Last week we celebrated the Civil Rights Act of 1964, the greatest and most important advance in civil rights legislation since Reconstruction. The week before we marked the horrible murders of James Chaney, Andrew Goodman and Michael Schwerner in Mississippi, as part of a remembrance of the 1964 Freedom Summer.
We have to remember all of it. So many American children growing up today—even college and graduate students—know nothing of it. They have probably heard of Dr. King, but that’s about it.
We have to remember the murders and the lynchings just as we have to remember the Holocaust. History does repeat itself. There is no certain immunization against going backwards, but the best chance of preventing retrogression is to remember, to be vigilant and to be ready to act when we see signs of it appearing.
And we have to remember the achievements.

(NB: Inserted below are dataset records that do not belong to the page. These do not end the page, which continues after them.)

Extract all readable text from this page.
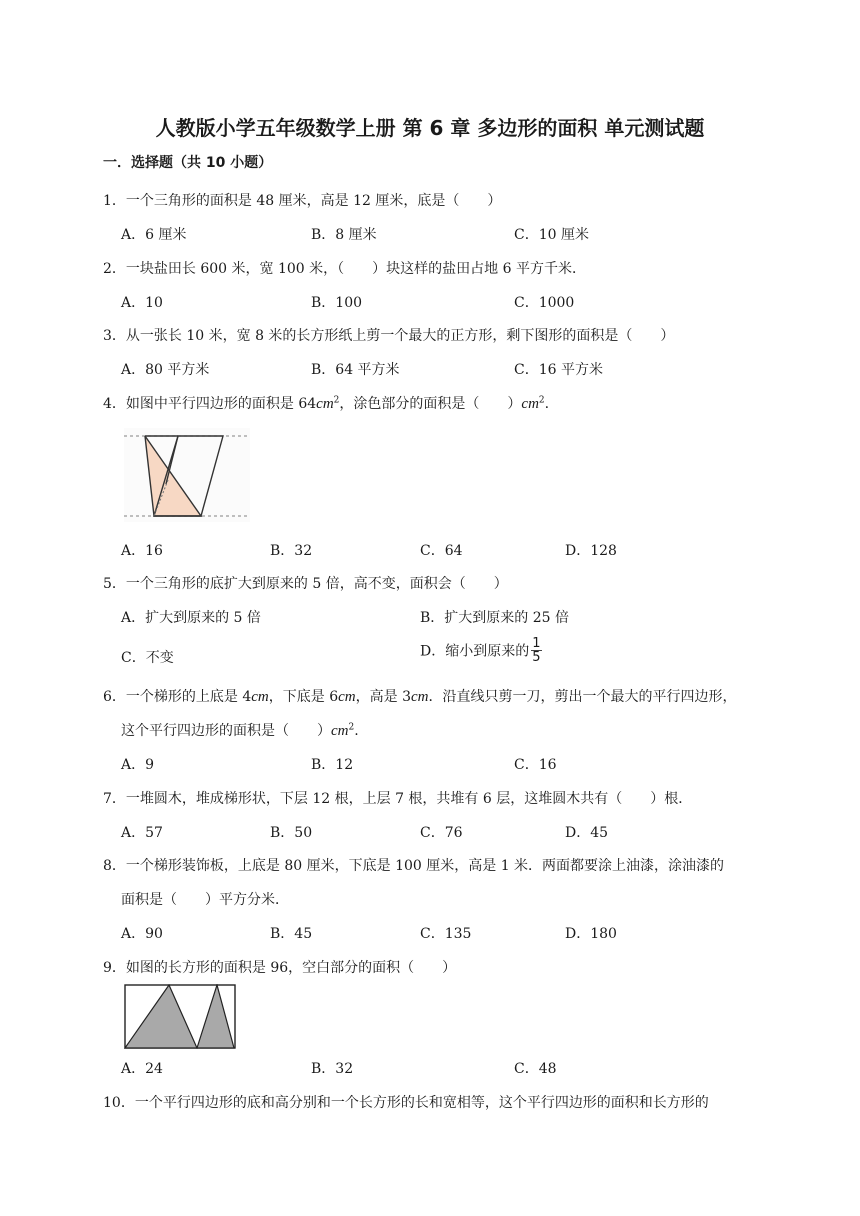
人教版小学五年级数学上册 第 6 章 多边形的面积 单元测试题
一．选择题（共 10 小题）
1．一个三角形的面积是 48 厘米，高是 12 厘米，底是（　　）
A．6 厘米	B．8 厘米	C．10 厘米
2．一块盐田长 600 米，宽 100 米，（　　）块这样的盐田占地 6 平方千米．
A．10	B．100	C．1000
3．从一张长 10 米，宽 8 米的长方形纸上剪一个最大的正方形，剩下图形的面积是（　　）
A．80 平方米	B．64 平方米	C．16 平方米
4．如图中平行四边形的面积是 $64cm^2$，涂色部分的面积是（　　）$cm^2$.
A．16	B．32	C．64	D．128
5．一个三角形的底扩大到原来的 5 倍，高不变，面积会（　　）
A．扩大到原来的 5 倍	B．扩大到原来的 25 倍
C．不变	D．缩小到原来的 $\frac{1}{5}$
6．一个梯形的上底是 4cm，下底是 6cm，高是 3cm．沿直线只剪一刀，剪出一个最大的平行四边形，
这个平行四边形的面积是（　　）$cm^2$.
A．9	B．12	C．16
7．一堆圆木，堆成梯形状，下层 12 根，上层 7 根，共堆有 6 层，这堆圆木共有（　　）根．
A．57	B．50	C．76	D．45
8．一个梯形装饰板，上底是 80 厘米，下底是 100 厘米，高是 1 米．两面都要涂上油漆，涂油漆的
面积是（　　）平方分米．
A．90	B．45	C．135	D．180
9．如图的长方形的面积是 96，空白部分的面积（　　）
A．24	B．32	C．48
10．一个平行四边形的底和高分别和一个长方形的长和宽相等，这个平行四边形的面积和长方形的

Now is a time when many people despair of continuing progress toward justice in all of its forms—racial, economic and social.
We need to remember the courage—of the people of Mississippi and residents of other Jim Crow states, and also those who came from elsewhere to fight for change. These are people who put their lives on the line to confront awful injustice that seemed to be permanently entrenched. (And everyone should watch Stanley Nelson’s brilliant film, Freedom Summer, now showing on PBS.)
We need to remember the power of movements that expressed the power of many—really the only kind of power that can fight the power of money and bigotry today.
We need to remember that progressive politics made into law by elected officials can truly be the art of the possible, not merely a continuing exercise in futility. We need to remember that deep and corrosive injustice need not take the explicit form of state-mandated segregation. Mass incarceration, predatory lending and other strategies of residential segregation, horrible public schools, and more—these are the structural and institutional forms of racism in the twenty-first century.
I went to Mississippi with Robert Kennedy in 1967, where we saw extreme malnutrition that bordered on starvation—the ultimate result of which was the food stamp program we have today. The near-starvation is gone, but severe and persistent poverty persists. The political class in Mississippi has discovered that—even with the right to vote and the fact of numerous African-American elected officials—assuring the continuance of deep poverty helps to keep the real power equation as it is.
To a great degree in Mississippi and elsewhere, the racism of the twenty-first century is one laced with a new apartheid of poverty and exclusion—one that also encompasses the people of Appalachia, of Indian reservations, and of towns like Port Clinton, Ohio, where deindustrialization has engendered the same loss of hope and social disintegration.
One powerful point that Ta-Nehisi Coates makes in his must-read Atlantic article, “The Case for Reparations,” is that eighteenth-century rebellions against slavery included both slaves and white indentured servants, until the white power structure figured out how to pry the whites away from their interracial alliance.
The civil rights movement was, among other things, an endeavor of black and white together—a bonding based on a joint fight against evil even though the partners were not similarly situated in their suffering.
We need to once again find that kind of politics: one that cuts across racial, ethnic and class lines to pursue those issues directly affecting the daily struggles of the people at the heart of the movement; and one that simultaneously maintains and articulates the identities and unique histories of people of color. Neither will suffice by itself.
This, too, is part of the proper commemoration of the events of half a century ago.